Post-Mortem Best Practices
How to run effective post-mortems that improve system reliability without creating a culture of blame.
Blameless Culture
A blameless post-mortem focuses on systems and processes, not individuals. The goal is to understand what happened and why, then fix the systems that allowed it. People who feel safe reporting mistakes produce more honest post-mortems, which lead to better fixes.
Assume good intent
Every person involved was doing what they thought was right given the information they had at the time. The post-mortem should ask "what information was missing or misleading?" not "who made a mistake?"

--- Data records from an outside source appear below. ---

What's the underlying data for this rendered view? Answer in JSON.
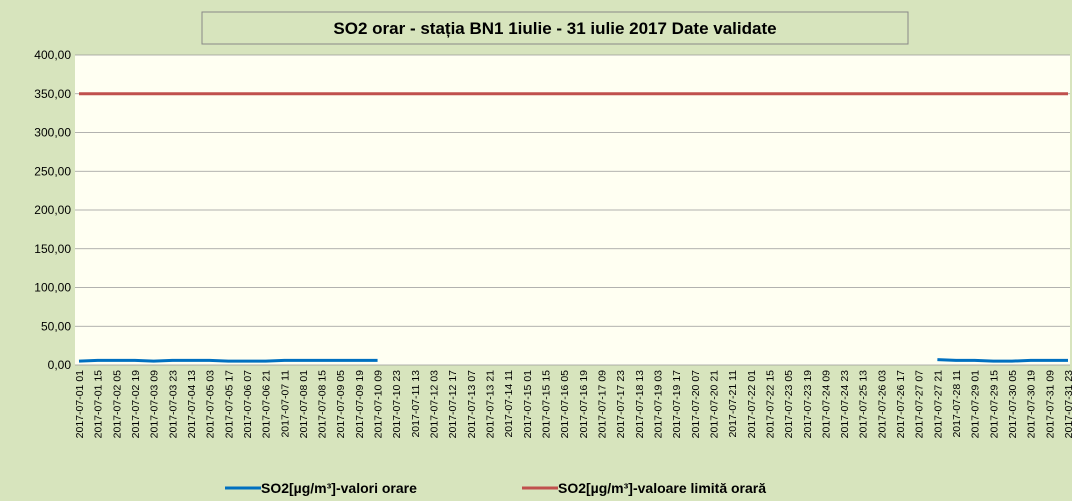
{
  "chart_data": {
    "type": "line",
    "title": "SO2  orar - stația BN1  1iulie - 31 iulie 2017 Date validate",
    "categories": [
      "2017-07-01 01",
      "2017-07-01 15",
      "2017-07-02 05",
      "2017-07-02 19",
      "2017-07-03 09",
      "2017-07-03 23",
      "2017-07-04 13",
      "2017-07-05 03",
      "2017-07-05 17",
      "2017-07-06 07",
      "2017-07-06 21",
      "2017-07-07 11",
      "2017-07-08 01",
      "2017-07-08 15",
      "2017-07-09 05",
      "2017-07-09 19",
      "2017-07-10 09",
      "2017-07-10 23",
      "2017-07-11 13",
      "2017-07-12 03",
      "2017-07-12 17",
      "2017-07-13 07",
      "2017-07-13 21",
      "2017-07-14 11",
      "2017-07-15 01",
      "2017-07-15 15",
      "2017-07-16 05",
      "2017-07-16 19",
      "2017-07-17 09",
      "2017-07-17 23",
      "2017-07-18 13",
      "2017-07-19 03",
      "2017-07-19 17",
      "2017-07-20 07",
      "2017-07-20 21",
      "2017-07-21 11",
      "2017-07-22 01",
      "2017-07-22 15",
      "2017-07-23 05",
      "2017-07-23 19",
      "2017-07-24 09",
      "2017-07-24 23",
      "2017-07-25 13",
      "2017-07-26 03",
      "2017-07-26 17",
      "2017-07-27 07",
      "2017-07-27 21",
      "2017-07-28 11",
      "2017-07-29 01",
      "2017-07-29 15",
      "2017-07-30 05",
      "2017-07-30 19",
      "2017-07-31 09",
      "2017-07-31 23"
    ],
    "series": [
      {
        "name": "SO2[µg/m³]-valori orare",
        "color": "#0070c0",
        "values": [
          5,
          6,
          6,
          6,
          5,
          6,
          6,
          6,
          5,
          5,
          5,
          6,
          6,
          6,
          6,
          6,
          6,
          null,
          null,
          null,
          null,
          null,
          null,
          null,
          null,
          null,
          null,
          null,
          null,
          null,
          null,
          null,
          null,
          null,
          null,
          null,
          null,
          null,
          null,
          null,
          null,
          null,
          null,
          null,
          null,
          null,
          7,
          6,
          6,
          5,
          5,
          6,
          6,
          6
        ]
      },
      {
        "name": "SO2[µg/m³]-valoare limită orară",
        "color": "#c0504d",
        "values": [
          350,
          350,
          350,
          350,
          350,
          350,
          350,
          350,
          350,
          350,
          350,
          350,
          350,
          350,
          350,
          350,
          350,
          350,
          350,
          350,
          350,
          350,
          350,
          350,
          350,
          350,
          350,
          350,
          350,
          350,
          350,
          350,
          350,
          350,
          350,
          350,
          350,
          350,
          350,
          350,
          350,
          350,
          350,
          350,
          350,
          350,
          350,
          350,
          350,
          350,
          350,
          350,
          350,
          350
        ]
      }
    ],
    "ylim": [
      0,
      400
    ],
    "yticks": [
      {
        "value": 0,
        "label": "0,00"
      },
      {
        "value": 50,
        "label": "50,00"
      },
      {
        "value": 100,
        "label": "100,00"
      },
      {
        "value": 150,
        "label": "150,00"
      },
      {
        "value": 200,
        "label": "200,00"
      },
      {
        "value": 250,
        "label": "250,00"
      },
      {
        "value": 300,
        "label": "300,00"
      },
      {
        "value": 350,
        "label": "350,00"
      },
      {
        "value": 400,
        "label": "400,00"
      }
    ],
    "grid": true,
    "legend": "bottom"
  }
}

Focus on contributing factors
Complex systems fail for multiple reasons. A deploy that caused an outage is the trigger, but missing rollback procedures, inadequate monitoring, and insufficient testing are the contributing factors worth addressing.
Separate the post-mortem from performance reviews
If post-mortem findings feed directly into performance reviews, people will be less honest. Keep the two processes separate. Post-mortems are for organizational learning, not individual evaluation.
The 5 Whys Technique
The 5 Whys is a root cause analysis technique that works by repeatedly asking "why" to peel back layers of symptoms and reach the underlying cause. It is simple to use and effective for most incidents.
Example
- Missing query timeout on reporting service database connections
- Schema migration did not include query performance validation
- Auth service had no connection pool exhaustion alerting
The number 5 is a guideline, not a rule. Stop when you reach actionable root causes. Some incidents require 3 levels, others require 7.
Timeline Reconstruction
Build a complete timeline from multiple sources: monitoring alerts, Slack messages, deployment logs, customer reports, and participant recollections. A good timeline reveals gaps in detection and response.
| Time (UTC) | Event | Source | Gap Analysis |
|---|---|---|---|
| 14:02 | Deploy of reporting-service v2.14.0 | CI/CD log | -- |
| 14:08 | DB connection pool usage rises above 80% | Metrics | No alert configured for this metric |
| 14:15 | First customer reports login failure | Support ticket | 7-minute detection gap (customer before monitoring) |
| 14:18 | Auth service 5xx rate alert triggers | Monitoring | -- |
| 14:25 | Root cause identified; reporting service rolled back | Incident channel | -- |
Action Item Tracking
Post-mortem action items are only valuable if they get completed. Use a structured format and track them in your issue tracker, not just in the post-mortem document.
| Action | Type | Priority | Owner | Due |
|---|---|---|---|---|
| Add query timeout to reporting service DB connections | Prevent | P0 | Backend team | This sprint |
| Add connection pool saturation alert | Detect | P1 | SRE team | This sprint |
| Add query plan validation to migration CI | Prevent | P2 | Platform team | Next sprint |
| Document DB connection pool sizing guidelines | Process | P3 | SRE team | This quarter |
Action types: Prevent (stop it from happening), Detect (find it faster), Mitigate (reduce impact), Process (improve response).
Post-Mortem Document Structure
# Post-Mortem: [INCIDENT TITLE] ## Metadata - Date: [INCIDENT DATE] - Duration: [START] to [END] ([TOTAL DURATION]) - Severity: [SEV LEVEL] - Incident Commander: [NAME] - Post-Mortem Author: [NAME] - Post-Mortem Review Date: [DATE] ## Executive Summary [2-3 sentences: what happened, who was affected, how long] ## Impact - Users affected: [NUMBER or PERCENTAGE] - Revenue impact: [IF APPLICABLE] - SLA impact: [ERROR BUDGET CONSUMED] - Support tickets: [COUNT] ## Timeline [CHRONOLOGICAL LIST of all significant events with timestamps] ## Root Cause Analysis [DETAILED TECHNICAL EXPLANATION] [5 WHYS or other analysis technique results] ## Contributing Factors [LIST of system and process weaknesses that enabled the incident] ## What Went Well [LIST of things that worked during the response] ## What Could Be Improved [LIST of things that slowed detection, response, or recovery] ## Action Items [TABLE: Action | Type | Priority | Owner | Due Date | Ticket Link] ## Lessons Learned [KEY TAKEAWAYS for the broader organization] ## Follow-Up Schedule - [DATE]: Review action item progress - [DATE]: Verify fixes in production - [DATE]: Close post-mortem
Follow-Up Tracking
Schedule review meetings
Set a follow-up review at 2 weeks and 4 weeks post-incident. Check that all P0 and P1 action items are complete or have a clear plan. Unfinished action items from post-mortems are one of the most common failure patterns in incident management.
Track completion rate
Measure the percentage of post-mortem action items completed within their target timeframe. A healthy organization completes 80%+ of P0/P1 items on time. If completion rate is low, the issue is usually prioritization, not engineering capacity.
Share learnings broadly
Publish post-mortem summaries (with appropriate detail level) across the organization. Other teams may have the same vulnerabilities. A monthly digest of post-mortem learnings is an effective format.